Another typical week in the saga of Pakistan. Twenty percent of the country still underwater. Drone attacks on new levels. NATO helicopters crossing border and attacking within Pakistan. The Chief Justice on the warpath for a quasi-constitutional judicial coup against the elected government. Rumors of military itchiness. Nawaz once again plotting opportunistically. Final preparations for the next round of the Strategic Dialogue in Washington between Secretary Clinton and Foreign Minister Quereshi. One would think that there would be an enormous amount of material for the Pakistani press to be legitimately covering, investigating and reporting on. But hold the presses. This is Pakistan, the home of 50 FOX cable 24/7 stations whose blood sport is trying to bring down elected governments.

The Pakistani rabid media is guilty of something much more serious than bad journalism. Their misreporting, their distortions, their unattributed, unsourced tirades about governmental instability are infectious, and could very well become self-fulfilling prophesies. As the nihilistic narrative goes viral, western media picks up the theme and starts to run with it. When Pakistan’s FOX cable rampages morph into New York Times and Washington Post headlines, not only is the government of Pakistan destabilized, but the future of democracy in the country becomes problematic and with it any chance for the Pakistani to break into a new socio-economic environment where there is hope for their children’s future. The anti-government blood-sport may be good fun for the chattering classes of the Punjabi elite, but for Pakistan’s position in the community of nations, it is deadly serious.
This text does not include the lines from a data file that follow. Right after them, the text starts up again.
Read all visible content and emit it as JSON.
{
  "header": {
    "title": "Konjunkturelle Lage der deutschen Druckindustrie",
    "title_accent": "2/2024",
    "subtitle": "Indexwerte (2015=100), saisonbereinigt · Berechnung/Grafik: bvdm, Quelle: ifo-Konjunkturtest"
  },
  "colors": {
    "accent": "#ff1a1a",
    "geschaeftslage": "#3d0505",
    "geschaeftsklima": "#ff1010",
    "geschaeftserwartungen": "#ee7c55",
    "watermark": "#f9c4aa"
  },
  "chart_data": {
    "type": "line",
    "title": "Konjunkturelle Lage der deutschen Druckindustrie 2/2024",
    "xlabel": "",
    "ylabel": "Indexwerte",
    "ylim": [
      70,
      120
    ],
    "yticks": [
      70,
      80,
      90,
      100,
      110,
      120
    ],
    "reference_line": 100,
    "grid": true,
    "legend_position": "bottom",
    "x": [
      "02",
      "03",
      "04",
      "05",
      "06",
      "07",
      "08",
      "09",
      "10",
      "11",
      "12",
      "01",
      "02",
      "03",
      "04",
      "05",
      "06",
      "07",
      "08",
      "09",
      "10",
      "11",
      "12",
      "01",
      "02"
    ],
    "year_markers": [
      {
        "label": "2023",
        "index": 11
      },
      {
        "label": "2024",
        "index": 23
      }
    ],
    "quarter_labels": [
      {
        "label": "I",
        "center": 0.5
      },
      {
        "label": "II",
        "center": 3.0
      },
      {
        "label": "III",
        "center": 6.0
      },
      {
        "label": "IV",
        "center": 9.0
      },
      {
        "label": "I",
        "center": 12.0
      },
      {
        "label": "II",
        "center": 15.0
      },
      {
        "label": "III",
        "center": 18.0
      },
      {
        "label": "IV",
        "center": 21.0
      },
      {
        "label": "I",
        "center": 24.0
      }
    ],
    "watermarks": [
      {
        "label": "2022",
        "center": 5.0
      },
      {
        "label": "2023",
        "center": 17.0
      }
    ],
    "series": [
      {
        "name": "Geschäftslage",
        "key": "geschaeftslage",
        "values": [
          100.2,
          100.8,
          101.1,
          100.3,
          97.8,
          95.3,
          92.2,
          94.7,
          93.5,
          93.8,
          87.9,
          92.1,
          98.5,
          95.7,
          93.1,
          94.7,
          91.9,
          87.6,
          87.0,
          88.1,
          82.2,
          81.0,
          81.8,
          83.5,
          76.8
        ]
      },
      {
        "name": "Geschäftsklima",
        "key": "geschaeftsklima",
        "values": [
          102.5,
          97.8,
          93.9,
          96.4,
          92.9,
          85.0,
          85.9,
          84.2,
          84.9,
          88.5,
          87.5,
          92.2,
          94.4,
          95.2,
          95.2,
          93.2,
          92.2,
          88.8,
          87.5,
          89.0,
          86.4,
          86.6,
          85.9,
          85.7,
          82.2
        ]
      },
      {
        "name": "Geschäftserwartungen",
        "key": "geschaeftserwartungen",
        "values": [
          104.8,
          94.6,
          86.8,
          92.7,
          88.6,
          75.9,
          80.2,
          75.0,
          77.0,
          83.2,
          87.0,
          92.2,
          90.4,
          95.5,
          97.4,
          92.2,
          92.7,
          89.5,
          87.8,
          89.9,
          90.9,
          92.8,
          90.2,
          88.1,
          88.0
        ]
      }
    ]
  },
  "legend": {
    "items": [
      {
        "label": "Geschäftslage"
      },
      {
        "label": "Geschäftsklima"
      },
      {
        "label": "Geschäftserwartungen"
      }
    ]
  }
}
And for victims of this summer’s monsoons, this distraction is nothing short of tragic.

Pakistan has many problems, most build up after decades of governmental inaction, economic mismanagement, military coups and terrorist insurgencies. Any government now in power would be under enormous stress from the complexities and the enormities of the current multifaceted challenges. But to use this as an excuse to destroy Pakistani democracy, to destabilize the democratically elected government and to functionally empower terrorists, is shameful.

Maybe it’s at last time for patriotism to replace opportunism for the Pakistani media, for the Pakistani military, for the Pakistani political opposition, and for the chattering Establishment class that thrived under dictatorship. The infection has spread from the cables, to the salons and has made its way across the Ocean to the White House, the State Department and the Pentagon. It threatens not only bilateral relations with the United States. It fundamentally threatens Pakistan’s existence.